Most blindness registrations in the UK are due to age-related macular degeneration (AMD). The most common form of AMD (‘dry’ AMD) affects 9 in 10 people with the condition, but there is no treatment yet.

In AMD, light-sensitive cells die in a part of the eye called the macula. It’s the central part of the retina and we use it for seeing in fine detail, recognising faces and looking straight ahead. In the early stages, visual aids that make things look bigger or brighter can help people see better. But this doesn’t work so well in the later stages when central vision has gone.

AMD does not affect side (peripheral) vision, however. Which means that people are encouraged to learn how to make the most of this remaining vision. The trouble is that our peripheral vision isn’t very detailed and it’s harder to keep your eyes fixed on where you want to look.

Digital imaging technology makes use of what’s known as ‘super-resolution’ to improve picture quality. Moving targets are seen more clearly that stationary ones, so the technique makes use of small shifts in an image. There is also recent evidence that people can benefit from movement in their peripheral vision too, but it’s not clear how or why.

So in this project the team is testing people with and without AMD to find out how well people can use movement in their peripheral vision to recognise targets on computer screen and what the limits are on how much it can help. The aim is find out whether this could spark a new generation of better visual aids to help people with AMD in day-to-day living.

  • Scientific summary

    Super-resolution: maximising potential in visual impairment

    Age-related macular degeneration (ARMD) is responsible for the vast majority of cases of blind registration in the UK. Unfortunately, the most common form of the disease -‘dry’ ARMD- has no effective treatment. Instead, subjects are often encouraged to develop viewing strategies that rely on peripheral vision. This project will investigate whether the principles of super-resolution can be harnessed to improve visual function in this patient group.

    Super-resolution is now widely used in a number of image processing technologies and exploits small motion-induced shifts in an image to reconstruct it at a higher resolution. A key prediction of super-resolution processing is that the ability to resolve moving targets should be superior to that of static targets. Such an advantage has been previously reported in human peripheral vision, although the basis of this effect remains unresolved.

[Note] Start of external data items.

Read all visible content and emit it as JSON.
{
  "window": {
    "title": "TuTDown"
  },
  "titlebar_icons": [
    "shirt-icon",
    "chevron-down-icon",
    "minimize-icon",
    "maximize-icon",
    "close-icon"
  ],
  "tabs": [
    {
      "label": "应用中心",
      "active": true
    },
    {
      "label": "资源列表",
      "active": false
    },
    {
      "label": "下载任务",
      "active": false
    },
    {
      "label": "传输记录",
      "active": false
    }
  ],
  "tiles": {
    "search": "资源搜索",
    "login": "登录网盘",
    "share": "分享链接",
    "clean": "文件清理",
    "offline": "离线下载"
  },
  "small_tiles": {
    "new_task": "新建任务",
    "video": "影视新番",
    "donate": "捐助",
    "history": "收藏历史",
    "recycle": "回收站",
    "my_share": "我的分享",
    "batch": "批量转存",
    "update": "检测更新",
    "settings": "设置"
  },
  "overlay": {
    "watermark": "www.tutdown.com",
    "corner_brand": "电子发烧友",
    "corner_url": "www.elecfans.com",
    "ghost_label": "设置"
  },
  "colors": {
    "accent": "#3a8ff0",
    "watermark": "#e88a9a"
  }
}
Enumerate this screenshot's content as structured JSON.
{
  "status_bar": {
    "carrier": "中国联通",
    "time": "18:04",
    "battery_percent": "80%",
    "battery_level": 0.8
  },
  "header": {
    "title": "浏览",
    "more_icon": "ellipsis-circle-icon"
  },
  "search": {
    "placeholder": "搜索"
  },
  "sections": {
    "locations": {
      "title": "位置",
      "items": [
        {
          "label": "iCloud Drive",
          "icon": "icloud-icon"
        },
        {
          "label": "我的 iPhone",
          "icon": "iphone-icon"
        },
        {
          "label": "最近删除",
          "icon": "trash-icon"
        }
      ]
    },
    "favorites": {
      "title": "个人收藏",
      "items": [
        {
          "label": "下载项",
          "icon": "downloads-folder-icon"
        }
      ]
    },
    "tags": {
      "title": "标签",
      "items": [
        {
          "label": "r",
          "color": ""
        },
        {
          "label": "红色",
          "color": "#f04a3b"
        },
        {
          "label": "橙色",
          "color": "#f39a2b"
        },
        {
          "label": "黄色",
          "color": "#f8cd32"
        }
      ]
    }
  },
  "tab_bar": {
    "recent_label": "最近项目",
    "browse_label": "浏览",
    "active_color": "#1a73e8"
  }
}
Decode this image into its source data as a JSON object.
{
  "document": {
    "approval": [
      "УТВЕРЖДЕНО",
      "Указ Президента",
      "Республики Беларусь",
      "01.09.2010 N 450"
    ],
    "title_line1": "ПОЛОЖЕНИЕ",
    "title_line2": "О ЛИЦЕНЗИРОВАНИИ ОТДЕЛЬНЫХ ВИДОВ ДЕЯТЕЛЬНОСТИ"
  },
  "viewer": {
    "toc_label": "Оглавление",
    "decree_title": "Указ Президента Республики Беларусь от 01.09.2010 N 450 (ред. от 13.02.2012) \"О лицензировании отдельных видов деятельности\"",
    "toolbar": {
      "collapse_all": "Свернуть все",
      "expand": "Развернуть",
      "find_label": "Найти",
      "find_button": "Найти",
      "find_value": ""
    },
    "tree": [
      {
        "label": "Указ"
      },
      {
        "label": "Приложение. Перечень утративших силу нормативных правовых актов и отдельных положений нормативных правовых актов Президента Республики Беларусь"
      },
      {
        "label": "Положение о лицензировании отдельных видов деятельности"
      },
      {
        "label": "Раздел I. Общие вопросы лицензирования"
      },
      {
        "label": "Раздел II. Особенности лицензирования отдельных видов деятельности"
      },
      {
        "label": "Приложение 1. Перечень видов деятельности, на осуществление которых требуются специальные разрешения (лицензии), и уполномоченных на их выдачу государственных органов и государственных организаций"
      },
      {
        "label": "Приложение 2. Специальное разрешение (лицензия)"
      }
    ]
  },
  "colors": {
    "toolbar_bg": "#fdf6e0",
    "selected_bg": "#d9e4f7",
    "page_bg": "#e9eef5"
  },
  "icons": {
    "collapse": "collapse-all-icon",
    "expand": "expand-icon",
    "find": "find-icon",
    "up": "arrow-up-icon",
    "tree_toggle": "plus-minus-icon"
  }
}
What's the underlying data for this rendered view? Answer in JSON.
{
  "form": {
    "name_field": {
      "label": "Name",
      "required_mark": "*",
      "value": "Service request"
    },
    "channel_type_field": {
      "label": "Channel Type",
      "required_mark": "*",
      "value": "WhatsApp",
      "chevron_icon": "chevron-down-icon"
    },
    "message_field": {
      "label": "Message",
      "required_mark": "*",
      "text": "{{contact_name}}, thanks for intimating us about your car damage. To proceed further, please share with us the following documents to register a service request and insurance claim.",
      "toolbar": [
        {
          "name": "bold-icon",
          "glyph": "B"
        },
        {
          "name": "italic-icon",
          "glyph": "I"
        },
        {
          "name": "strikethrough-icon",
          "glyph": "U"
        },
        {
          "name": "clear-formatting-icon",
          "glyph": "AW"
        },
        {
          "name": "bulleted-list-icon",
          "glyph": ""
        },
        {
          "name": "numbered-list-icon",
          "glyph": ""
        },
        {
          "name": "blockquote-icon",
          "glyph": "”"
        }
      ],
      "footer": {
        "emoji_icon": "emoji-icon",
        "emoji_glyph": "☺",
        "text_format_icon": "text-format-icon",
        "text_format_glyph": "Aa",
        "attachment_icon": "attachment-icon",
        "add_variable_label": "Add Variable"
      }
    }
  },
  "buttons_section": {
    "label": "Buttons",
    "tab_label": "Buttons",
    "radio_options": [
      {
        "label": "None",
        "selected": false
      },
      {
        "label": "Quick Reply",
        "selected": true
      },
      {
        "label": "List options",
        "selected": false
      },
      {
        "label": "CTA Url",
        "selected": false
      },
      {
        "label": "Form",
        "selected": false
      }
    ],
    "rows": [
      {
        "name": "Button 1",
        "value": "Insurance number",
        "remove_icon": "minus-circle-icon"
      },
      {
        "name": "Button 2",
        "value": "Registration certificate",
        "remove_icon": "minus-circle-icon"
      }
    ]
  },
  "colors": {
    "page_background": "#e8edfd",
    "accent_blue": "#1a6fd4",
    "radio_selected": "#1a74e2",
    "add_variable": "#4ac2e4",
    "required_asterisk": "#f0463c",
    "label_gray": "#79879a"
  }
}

    In the first part of this project the team is conducting a series of experiments to establish how to optimise the benefits of super-resolution processing in the peripheral visual field. They are then evaluating the benefits of super-resolution processing in a group of patients with ARMD, who use a preferred retinal locus for eccentric viewing. Some very recent pilot data from an independent lab suggests that visual information processing can be enhanced using externally generated image motion in patients with ARMD. Finally, the team is evaluating whether super-resolution processing holds value for individuals where other forms of acquired disease cause long-lasting under-sampling of visual images (e.g. optic neuropathy).